The model of a plantation isn’t that far from the model of a private corporation.
What I find interesting is the idea of the historical DNA of a place…
Consider this quote from S. Alexander Rippa’s “Education in a Free Society”:
So I would argue the DNA was set down a long time ago.
And that obeisance to planters/aristocrats/CEOs is something the South just does and can’t really help doing…
The effect of place is, I think, generally underestimated as historically determinative. I remember reading of the kinds of folks (broadly speaking) who settled the northern and southern states, and the geography they settled on. In the north were whole communities with a coherent, commonly understood vision or mission (for better or worse); tightly bound groups with a common purpose and commitment to social cohesion. They also landed on terra we might call “nice” - good farmland, cold in the winter but largely amenable to comfortable (if demanding) existence. The south (if I remember correctly) attracted large numbers of single white men, many fleeing English courts or without prospects, who found themselves faced with mosquito and malaria ridden marshes, swamps, and sweltering heat.
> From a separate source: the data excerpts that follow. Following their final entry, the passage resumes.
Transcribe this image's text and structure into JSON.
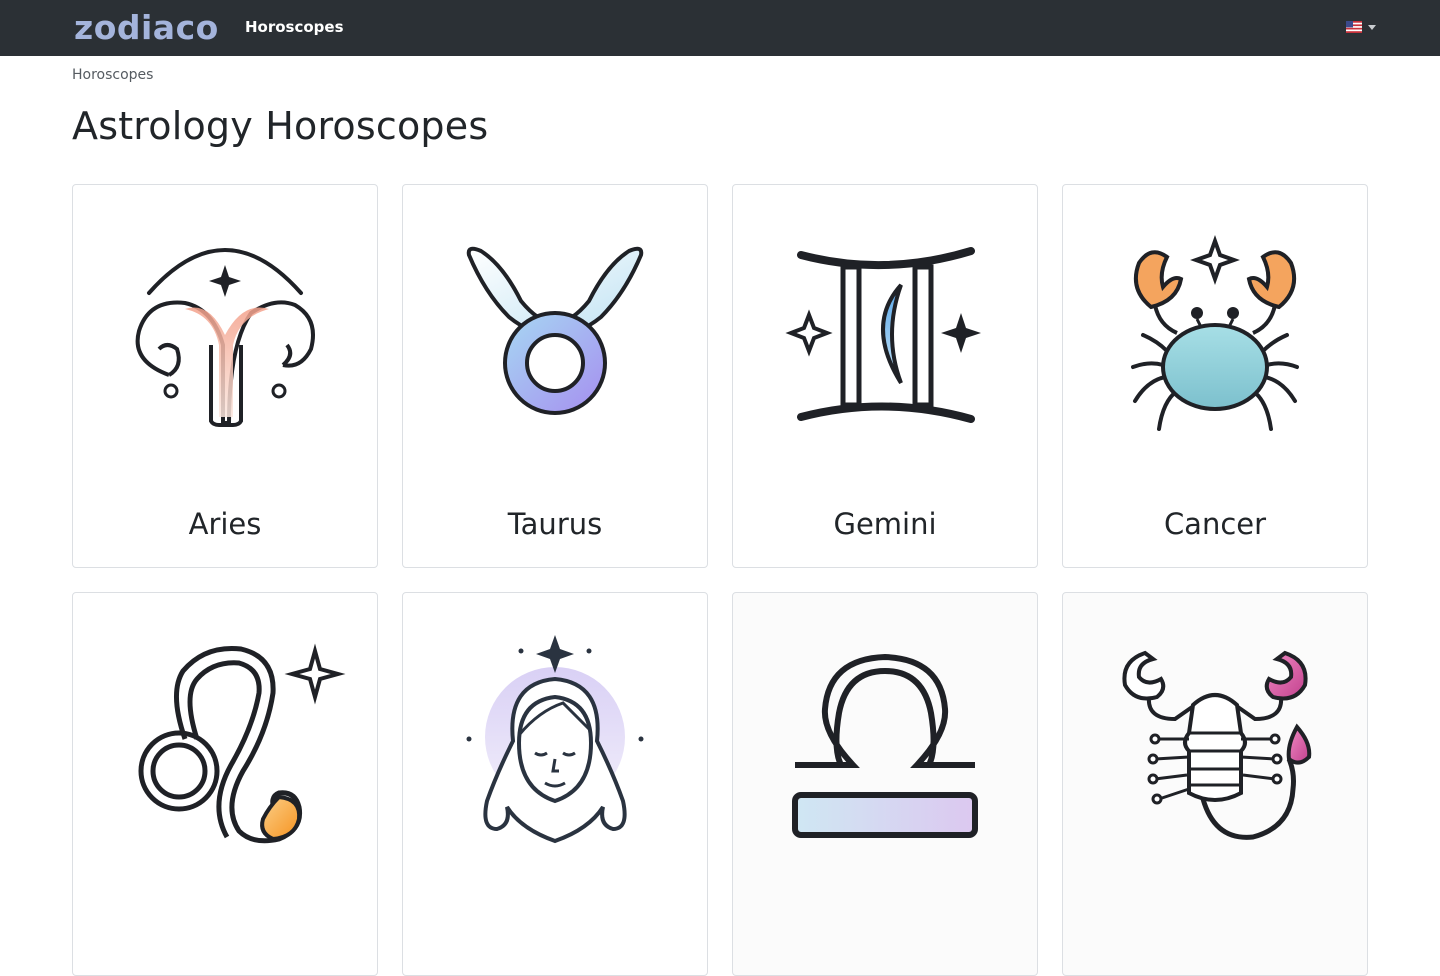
{
  "navbar": {
    "brand": "zodiaco",
    "links": [
      "Horoscopes"
    ],
    "language_icon": "us-flag-icon"
  },
  "breadcrumb": "Horoscopes",
  "page_title": "Astrology Horoscopes",
  "signs": [
    {
      "label": "Aries",
      "icon": "aries-icon"
    },
    {
      "label": "Taurus",
      "icon": "taurus-icon"
    },
    {
      "label": "Gemini",
      "icon": "gemini-icon"
    },
    {
      "label": "Cancer",
      "icon": "cancer-icon"
    },
    {
      "label": "",
      "icon": "leo-icon"
    },
    {
      "label": "",
      "icon": "virgo-icon"
    },
    {
      "label": "",
      "icon": "libra-icon"
    },
    {
      "label": "",
      "icon": "scorpio-icon"
    }
  ],
  "colors": {
    "navbar_bg": "#2b3035",
    "brand": "#a4b4dc",
    "card_border": "#dcdfe3"
  }
}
In a sense, it might be the case that a stronger thread connects the social and cultural changes of first world Europe to the U.S. north than the south - that geographical and human factors going back to the original settlement of this country more strongly link the American north to cultural evolution of the Western world (a la Jared Diamond). This is, of course, blindingly simplistic, but it’s something that stuck with me from college history.
Except that a huge swath of the work force in the major economic/population centers of the South are no longer Southerners. They’re from other parts of the country and other countries. So, at a minimum, I would say this DNA is being diluted or altered, albeit slowly. This doesn’t argue against the force of historical/cultural DNA but it’s worth noting that it’s not static.
Yes, but it’s being altered over multiple generations.
Is there any good research on US regional variations in deference? Google Scholar only brought up this 1955 book. The Southern male self-image is SFIK of rugged independence, which commenters are plausibly suggesting is a crock, but we need data.
A possible—I haven’t read it.
American Nations: A History of the Eleven Rival Regional Cultures of North America
I don’t know about regional variations in deference, but an old classic on Southern attitudes in general is W.J. Cash’s The Mind of the South.
Among other things, Cash talks about the development of a frontier mentality in the deep south - the part of the region away from the coast that was settled at a later time.